Sudan entered its long rainy season this month. Great swaths of the murky Sudanese sky will go grey and menacing. A wall of thunderstorms will stretch for eighty miles and block the flightpath. The airstrips will go sticky like a deep pan of brownies. There is still not a single reliable navigational aid or useful weather reporting station in the entire country. In the Congo, the Ituri is still a forbidding expanse of rain forest canopy. There are fewer alternate airports than there were last year. There are precious few options for fuel. Last month, the Lord’s Resistance Army invaded nearby our post at Zemio. Last week we blew an engine oil seal on the Caravan mid flight. At night, the stars are the brightest lights a pilot will see past the instrument panel.
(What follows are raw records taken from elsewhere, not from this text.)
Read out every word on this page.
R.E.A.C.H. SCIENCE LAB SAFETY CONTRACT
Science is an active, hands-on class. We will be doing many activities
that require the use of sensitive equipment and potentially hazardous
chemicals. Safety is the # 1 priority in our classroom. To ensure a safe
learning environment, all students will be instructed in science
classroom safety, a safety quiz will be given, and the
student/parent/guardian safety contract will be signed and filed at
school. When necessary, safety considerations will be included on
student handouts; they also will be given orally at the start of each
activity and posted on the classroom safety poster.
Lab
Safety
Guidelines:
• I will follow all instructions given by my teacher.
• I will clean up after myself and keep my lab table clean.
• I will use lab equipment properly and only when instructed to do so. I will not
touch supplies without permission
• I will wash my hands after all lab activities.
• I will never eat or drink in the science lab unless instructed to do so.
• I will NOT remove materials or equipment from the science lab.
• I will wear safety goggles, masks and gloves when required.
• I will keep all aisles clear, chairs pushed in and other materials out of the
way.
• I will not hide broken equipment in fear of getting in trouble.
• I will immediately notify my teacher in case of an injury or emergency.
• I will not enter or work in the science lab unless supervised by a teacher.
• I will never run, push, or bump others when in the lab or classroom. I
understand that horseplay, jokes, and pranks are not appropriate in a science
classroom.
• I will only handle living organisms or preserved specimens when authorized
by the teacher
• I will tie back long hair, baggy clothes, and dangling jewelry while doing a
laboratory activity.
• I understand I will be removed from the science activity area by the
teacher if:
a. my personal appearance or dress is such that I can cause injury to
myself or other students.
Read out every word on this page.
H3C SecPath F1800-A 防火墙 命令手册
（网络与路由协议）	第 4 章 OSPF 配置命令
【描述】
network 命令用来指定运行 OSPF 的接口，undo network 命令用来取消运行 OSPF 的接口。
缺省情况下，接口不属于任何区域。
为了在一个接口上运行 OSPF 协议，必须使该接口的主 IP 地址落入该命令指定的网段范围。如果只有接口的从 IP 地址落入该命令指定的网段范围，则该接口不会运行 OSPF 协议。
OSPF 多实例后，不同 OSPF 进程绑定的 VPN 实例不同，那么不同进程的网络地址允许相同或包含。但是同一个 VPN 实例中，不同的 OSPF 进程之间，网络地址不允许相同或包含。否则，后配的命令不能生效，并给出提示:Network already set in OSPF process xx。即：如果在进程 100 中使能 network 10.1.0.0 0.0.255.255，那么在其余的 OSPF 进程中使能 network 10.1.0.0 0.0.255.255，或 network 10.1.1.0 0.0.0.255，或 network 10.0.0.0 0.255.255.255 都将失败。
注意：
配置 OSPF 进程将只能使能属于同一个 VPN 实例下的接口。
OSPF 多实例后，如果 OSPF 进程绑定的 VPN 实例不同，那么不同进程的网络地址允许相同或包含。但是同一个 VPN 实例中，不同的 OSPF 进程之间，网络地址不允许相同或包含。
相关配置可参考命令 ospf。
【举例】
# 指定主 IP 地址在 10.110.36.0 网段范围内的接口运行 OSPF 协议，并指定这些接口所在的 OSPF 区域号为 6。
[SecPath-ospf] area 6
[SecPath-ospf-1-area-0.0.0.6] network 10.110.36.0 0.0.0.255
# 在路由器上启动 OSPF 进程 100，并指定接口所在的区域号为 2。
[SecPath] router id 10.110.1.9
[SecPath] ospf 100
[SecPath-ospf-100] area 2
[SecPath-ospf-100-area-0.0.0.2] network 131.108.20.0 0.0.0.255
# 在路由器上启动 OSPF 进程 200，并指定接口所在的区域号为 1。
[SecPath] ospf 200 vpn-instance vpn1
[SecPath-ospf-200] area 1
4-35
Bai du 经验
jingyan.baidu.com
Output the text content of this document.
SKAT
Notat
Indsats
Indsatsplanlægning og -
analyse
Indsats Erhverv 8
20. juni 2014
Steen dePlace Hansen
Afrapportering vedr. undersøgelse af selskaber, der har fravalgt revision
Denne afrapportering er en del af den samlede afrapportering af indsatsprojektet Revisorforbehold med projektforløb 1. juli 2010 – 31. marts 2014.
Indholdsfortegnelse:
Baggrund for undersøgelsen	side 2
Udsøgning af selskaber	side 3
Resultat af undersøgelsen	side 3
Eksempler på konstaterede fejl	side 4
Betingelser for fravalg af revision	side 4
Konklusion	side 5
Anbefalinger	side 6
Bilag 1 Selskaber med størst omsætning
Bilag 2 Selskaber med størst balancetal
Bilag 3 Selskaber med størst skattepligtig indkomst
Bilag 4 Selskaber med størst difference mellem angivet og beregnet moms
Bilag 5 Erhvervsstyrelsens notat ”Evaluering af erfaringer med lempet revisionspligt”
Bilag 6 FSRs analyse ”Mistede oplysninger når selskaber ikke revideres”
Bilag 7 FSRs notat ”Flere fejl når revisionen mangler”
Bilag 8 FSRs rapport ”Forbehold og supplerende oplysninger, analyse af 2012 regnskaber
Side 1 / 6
On a thousand mile journey across Ethiopia, the faint and infrequent voice of Nairobi Flight Following is the only voice he will hear—if he hears any at all. Landing at the destination he will find the airstrip jammed with people and animals. When he loads for departure he will discover the passengers have too much cargo. Opening a drum, he will discover the fuel has water in it. The government officials will harass and distract him while he performs critical preflight checks. He will be torn between taking off downhill with a tailwind or uphill with a headwind. The pilot will stare at his abort point through sweat pouring off his face as he rockets down a rock-strewn runway. A door will pop open when he rotates. And it will all seem normal, natural—but not entirely comfortable. For the many checkrides and training flights we give and take make it so.

Here at Kajiado, as we make another circle for landing, I pop the flap-system circuit breaker with practiced slight of hand. I watch as the pilot completes his checklist and slowly becomes uneasy with how the airplane is flying. I know the flaps never actually extended, but this is something he will need to discover for himself before we get precariously slow on the approach. From the right seat I see the uncertainty build, and I see the moment of truth where training and experience reveal the anomaly, and correct it. I see quite a bit from the right seat actually: the slightest deviation from a directed altitude or airspeed, a missed radio call, or a hesitation in an emergency procedure. But sometimes, when the pilot flies sharp and smooth, I look down out the window. And here I see our shadow dip and rise with the contours of an African landscape. I am reminded of the harsh and unforgiving environment in which we fly, and I am reminded of why we train so hard; why we fly at all. I see the silhouette of an airplane making haste; speeding the gospel; reaching the lost. And this is why I grin.